DAVE FUGLEWICZ / HAL MCGEE (Ilse, 14) Synergistic Reconstruction (2011) CDR
One of the foremost American noise artists, the superhumanly prolific Hal McGee, teams up with another stalwart of the U.S. cassette underground, Dave Fuglewicz, to create "Synergistic Reconstruction". The original sound source material by Fuglewicz, composed on software synthesizers, was remixed and added to by McGee on a bunch of analog synths and circuit-bent instruments producing all manner of electronically derived sounds. McGee, as mixer, really sticks to his Burroughsian guns on this one, using chance tactics to slam sound fields against one another, creating their own unintentional logic. These compositions (there are four) are built from such disparate sonic events that they seem to be always moving towards some impossible destination. Fuglewicz's looping textures reign in McGee's more excessive tendencies as, amidst all the chance happenings and bombardments, a directional line will emerge moving towards a cohesive structure, centering the composition with McGee's squabbling sweeps and chattering seeming less reckless and more integral to the overall fabric. Fascinating and recommended! Get it HERE.
HALF AN ABORTION (Ilse, 11) Naked Math Machinery (2011) CDR
With astonishing power, Pete Cann, aka Half An Abortion, creates nightmarish paintings from the colours of his sonic palette. The images conjured on "Naked Math Machinery" are fantastic, though completely abstract and from unrecognizable sound sources. These are very harsh, caustic sounds with little low-end, feedback-derived noise possibly composed using contact mics and no-input mixers. Whatever the humble, or not-so-humble, origins of these sounds, they create structures where every event is magnified to monstrous extremes and unleashed with blistering savagery. The second track, "Paused Growl", with its false ending is particularly dynamic, and the final track titled "During The Swim" has a more varied structure, with its stop and start framework, but it's still a very stern sound and an engrossing one. Cann is onto something here, he's found a new way of expressing the noise paradigm.

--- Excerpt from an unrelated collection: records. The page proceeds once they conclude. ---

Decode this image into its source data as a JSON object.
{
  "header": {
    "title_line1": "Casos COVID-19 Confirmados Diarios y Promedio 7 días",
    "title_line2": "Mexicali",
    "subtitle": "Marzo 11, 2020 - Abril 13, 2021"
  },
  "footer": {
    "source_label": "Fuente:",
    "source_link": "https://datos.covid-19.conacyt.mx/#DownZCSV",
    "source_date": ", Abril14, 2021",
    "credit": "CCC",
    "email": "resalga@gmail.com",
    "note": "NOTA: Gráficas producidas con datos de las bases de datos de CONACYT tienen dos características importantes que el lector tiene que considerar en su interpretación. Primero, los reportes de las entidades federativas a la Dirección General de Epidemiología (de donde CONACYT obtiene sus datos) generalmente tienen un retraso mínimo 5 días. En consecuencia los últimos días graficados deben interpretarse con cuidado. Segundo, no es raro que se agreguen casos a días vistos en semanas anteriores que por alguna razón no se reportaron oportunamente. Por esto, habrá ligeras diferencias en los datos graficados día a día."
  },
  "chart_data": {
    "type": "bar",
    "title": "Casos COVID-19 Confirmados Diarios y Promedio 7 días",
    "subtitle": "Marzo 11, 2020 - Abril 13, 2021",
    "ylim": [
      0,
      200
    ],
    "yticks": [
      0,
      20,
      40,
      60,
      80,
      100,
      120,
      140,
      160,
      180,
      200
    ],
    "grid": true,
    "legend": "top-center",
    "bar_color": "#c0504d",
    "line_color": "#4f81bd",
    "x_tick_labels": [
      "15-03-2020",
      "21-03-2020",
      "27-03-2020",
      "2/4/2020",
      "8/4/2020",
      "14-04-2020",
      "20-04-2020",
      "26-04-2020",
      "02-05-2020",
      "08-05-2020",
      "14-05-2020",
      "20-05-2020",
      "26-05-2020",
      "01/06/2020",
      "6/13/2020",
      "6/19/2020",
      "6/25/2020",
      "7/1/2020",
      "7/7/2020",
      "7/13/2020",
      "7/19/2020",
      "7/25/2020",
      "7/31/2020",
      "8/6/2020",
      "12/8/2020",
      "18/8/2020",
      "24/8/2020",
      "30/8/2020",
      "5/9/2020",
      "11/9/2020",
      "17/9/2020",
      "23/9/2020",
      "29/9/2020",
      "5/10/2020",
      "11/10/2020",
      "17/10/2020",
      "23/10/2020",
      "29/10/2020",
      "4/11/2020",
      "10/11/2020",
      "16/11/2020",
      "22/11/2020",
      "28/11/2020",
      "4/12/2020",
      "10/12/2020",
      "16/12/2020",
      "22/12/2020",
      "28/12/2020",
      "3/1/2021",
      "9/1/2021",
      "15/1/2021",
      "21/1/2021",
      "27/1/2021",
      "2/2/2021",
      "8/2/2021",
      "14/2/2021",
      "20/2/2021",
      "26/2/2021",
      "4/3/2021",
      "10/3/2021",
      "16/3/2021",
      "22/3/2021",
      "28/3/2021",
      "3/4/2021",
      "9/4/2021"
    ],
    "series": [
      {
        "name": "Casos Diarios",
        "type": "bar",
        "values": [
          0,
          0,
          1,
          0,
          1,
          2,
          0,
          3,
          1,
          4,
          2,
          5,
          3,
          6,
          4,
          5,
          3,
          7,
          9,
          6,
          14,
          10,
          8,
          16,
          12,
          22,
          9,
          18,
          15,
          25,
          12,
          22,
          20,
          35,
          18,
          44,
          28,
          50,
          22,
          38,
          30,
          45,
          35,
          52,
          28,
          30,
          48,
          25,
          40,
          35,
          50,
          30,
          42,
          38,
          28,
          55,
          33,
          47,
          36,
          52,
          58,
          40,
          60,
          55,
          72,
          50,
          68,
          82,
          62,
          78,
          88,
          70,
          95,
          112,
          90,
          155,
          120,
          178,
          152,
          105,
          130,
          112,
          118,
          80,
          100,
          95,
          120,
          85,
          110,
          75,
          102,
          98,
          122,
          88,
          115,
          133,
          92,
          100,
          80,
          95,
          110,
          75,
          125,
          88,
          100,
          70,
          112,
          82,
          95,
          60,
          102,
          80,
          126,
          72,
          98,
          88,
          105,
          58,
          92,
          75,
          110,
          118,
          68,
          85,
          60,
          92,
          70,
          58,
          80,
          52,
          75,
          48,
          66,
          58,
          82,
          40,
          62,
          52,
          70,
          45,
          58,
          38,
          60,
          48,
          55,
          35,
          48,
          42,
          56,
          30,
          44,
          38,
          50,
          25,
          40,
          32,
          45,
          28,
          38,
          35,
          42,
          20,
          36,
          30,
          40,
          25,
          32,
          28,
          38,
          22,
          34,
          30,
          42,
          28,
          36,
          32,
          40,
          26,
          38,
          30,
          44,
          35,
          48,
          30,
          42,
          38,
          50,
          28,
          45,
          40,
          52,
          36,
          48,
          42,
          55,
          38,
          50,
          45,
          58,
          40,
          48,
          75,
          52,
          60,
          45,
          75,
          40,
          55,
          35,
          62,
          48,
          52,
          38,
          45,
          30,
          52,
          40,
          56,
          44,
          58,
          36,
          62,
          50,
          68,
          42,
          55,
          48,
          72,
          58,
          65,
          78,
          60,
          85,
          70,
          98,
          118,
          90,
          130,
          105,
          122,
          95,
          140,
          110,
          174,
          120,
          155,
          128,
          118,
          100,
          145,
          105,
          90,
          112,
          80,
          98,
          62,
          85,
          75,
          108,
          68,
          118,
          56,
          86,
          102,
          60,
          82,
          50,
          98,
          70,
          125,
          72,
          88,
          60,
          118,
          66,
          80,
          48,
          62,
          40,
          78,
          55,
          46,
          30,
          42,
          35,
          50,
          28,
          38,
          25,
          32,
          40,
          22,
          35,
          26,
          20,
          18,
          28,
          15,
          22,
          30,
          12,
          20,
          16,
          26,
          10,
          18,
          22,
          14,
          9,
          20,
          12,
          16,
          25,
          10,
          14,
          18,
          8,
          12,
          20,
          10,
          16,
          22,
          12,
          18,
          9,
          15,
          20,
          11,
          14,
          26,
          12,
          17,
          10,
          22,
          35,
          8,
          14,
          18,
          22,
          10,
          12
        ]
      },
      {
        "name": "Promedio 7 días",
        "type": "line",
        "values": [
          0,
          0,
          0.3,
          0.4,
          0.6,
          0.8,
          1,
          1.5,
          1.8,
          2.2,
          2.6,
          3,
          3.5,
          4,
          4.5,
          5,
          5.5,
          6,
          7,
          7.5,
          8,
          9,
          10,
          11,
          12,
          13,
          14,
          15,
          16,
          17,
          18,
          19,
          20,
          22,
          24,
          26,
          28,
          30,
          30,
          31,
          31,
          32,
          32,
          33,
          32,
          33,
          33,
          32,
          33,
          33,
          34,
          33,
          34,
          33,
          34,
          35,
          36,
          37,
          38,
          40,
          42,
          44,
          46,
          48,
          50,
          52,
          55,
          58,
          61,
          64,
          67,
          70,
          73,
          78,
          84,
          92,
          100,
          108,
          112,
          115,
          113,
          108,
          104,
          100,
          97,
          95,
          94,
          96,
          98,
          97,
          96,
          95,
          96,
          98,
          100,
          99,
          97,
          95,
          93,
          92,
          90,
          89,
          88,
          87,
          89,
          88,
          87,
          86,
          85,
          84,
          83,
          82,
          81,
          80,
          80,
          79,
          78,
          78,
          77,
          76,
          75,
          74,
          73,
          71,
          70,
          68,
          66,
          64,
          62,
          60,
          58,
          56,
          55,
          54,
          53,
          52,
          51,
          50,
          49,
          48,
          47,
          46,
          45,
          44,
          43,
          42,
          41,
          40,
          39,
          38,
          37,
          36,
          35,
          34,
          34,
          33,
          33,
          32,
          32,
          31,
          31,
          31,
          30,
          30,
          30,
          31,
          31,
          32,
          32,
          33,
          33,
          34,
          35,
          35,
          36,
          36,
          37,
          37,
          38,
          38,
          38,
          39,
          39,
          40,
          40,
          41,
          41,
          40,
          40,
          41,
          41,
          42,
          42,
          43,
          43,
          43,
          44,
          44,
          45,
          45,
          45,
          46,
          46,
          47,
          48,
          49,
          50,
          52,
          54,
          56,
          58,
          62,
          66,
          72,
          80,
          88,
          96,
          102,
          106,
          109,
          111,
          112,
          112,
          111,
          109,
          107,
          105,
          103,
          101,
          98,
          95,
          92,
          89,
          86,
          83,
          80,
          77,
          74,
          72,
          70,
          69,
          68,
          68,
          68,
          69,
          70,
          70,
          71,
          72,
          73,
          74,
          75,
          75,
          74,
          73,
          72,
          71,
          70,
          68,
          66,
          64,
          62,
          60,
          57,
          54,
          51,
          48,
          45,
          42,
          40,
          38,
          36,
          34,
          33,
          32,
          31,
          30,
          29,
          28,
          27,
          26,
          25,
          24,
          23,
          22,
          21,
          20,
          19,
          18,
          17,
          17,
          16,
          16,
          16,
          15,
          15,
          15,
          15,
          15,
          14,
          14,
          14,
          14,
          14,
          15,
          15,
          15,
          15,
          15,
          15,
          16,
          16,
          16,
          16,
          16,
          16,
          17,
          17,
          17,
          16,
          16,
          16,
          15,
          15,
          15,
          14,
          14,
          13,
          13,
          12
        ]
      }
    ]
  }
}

No cliches, just a beautiful cacophony! Get it HERE.
AARON ZARZUTZKI / NICK HOFFMAN (Ilse, 4) Lost Corner (2011) CDR
The pure sound invention of Aaron Zarzutzki and Nick Hoffman using various noisemakers on this album, "Lost Corner", is quite remarkable. Looking at the inner sleeve photo it appears the compositions were created using synthesizers, (circuit-bent?) drum machines, fx pedals, and contact mics on various objects, including a sewing machine. These improvised environments are created from small sound events that overlap, many of the sonics have percussive qualities and appear for a few seconds in the mix to disappear or come back later. Reminds me of Roscoe Mitchell's "The Maze" or some of Anthony Braxton's more esoteric compositions for percussion. The two improvisers are throwing a lot into the mix, but never latch on to a theme, the whole thing plays like Dadaist poetry à la Kurt Schwitters, but not having any crescendos wears on the concept by the end. Through and through its directions seem tentative. Still remarkable if only for the sheer scope of the varied palette. Get it HERE.
BILLY GOMBERG, ANNE GUTHRIE, RICHARD KAMERMAN (Ilse, 10) Blue & Gold, Delicate Sen (2011) CDR
Billy Gomberg collaborates with french horn player, Anne Guthrie (Director of the S.E.M. Ensemble in Brooklyn) and Richard Kamerman in the trio project, Delicate Sen. "Blue & Gold, Delicate Sen" is a superb album of beautiful sound worlds created by these artists. Four long tracks of improvisation, similar in intent to the Zarzutzki/Hoffman release reviewed above. Both albums are made by artists who are, apparently, very familiar with improvisation and have the daring to pull off what they attempt. It's a fine line and doesn't take much, in either case, to succeed or fail aesthetically, but where this album succeeds in a stronger way, for me, is by finding correlations in the audio stream between the improvised parts that cements their structure. These compositions are not extremely driving, or dynamic, but the languid flow of ideas across the sound field is, nevertheless, very satisfying. Whatever themes appear are very minimalist, usually a fluxing note, or multiphonic, that slowly stretches the composition as other quiet strands enter and dissolve. An absorbing listening experience. Get it HERE.
Violent Pink is the noise project of Tyler Keen, from Augusta, Georgia, active since at least 2009, with several CDR's and cassettes to his credit, including one on AMK's Banned Productions label. This album, "Propaganda Of The Deed", starts off with an old-school, industrial style sound-clip montage, then speeds off like a rocket into a violent world of noise. His feedback based vocal approach is familiar, from Masonna to Prurient to Torturing Nurse, calling forth the psychedelic elements of this style as well as, in this case, the more dominant metal origins. The two tracks with Pete Cann, aka Half An Abortion, whose contributions are easily discerned, are the high points of this album as the heavy solidity of Cann's source material anchors the compositions. It's quite a trip, one that noiseheads will love. Get it HERE.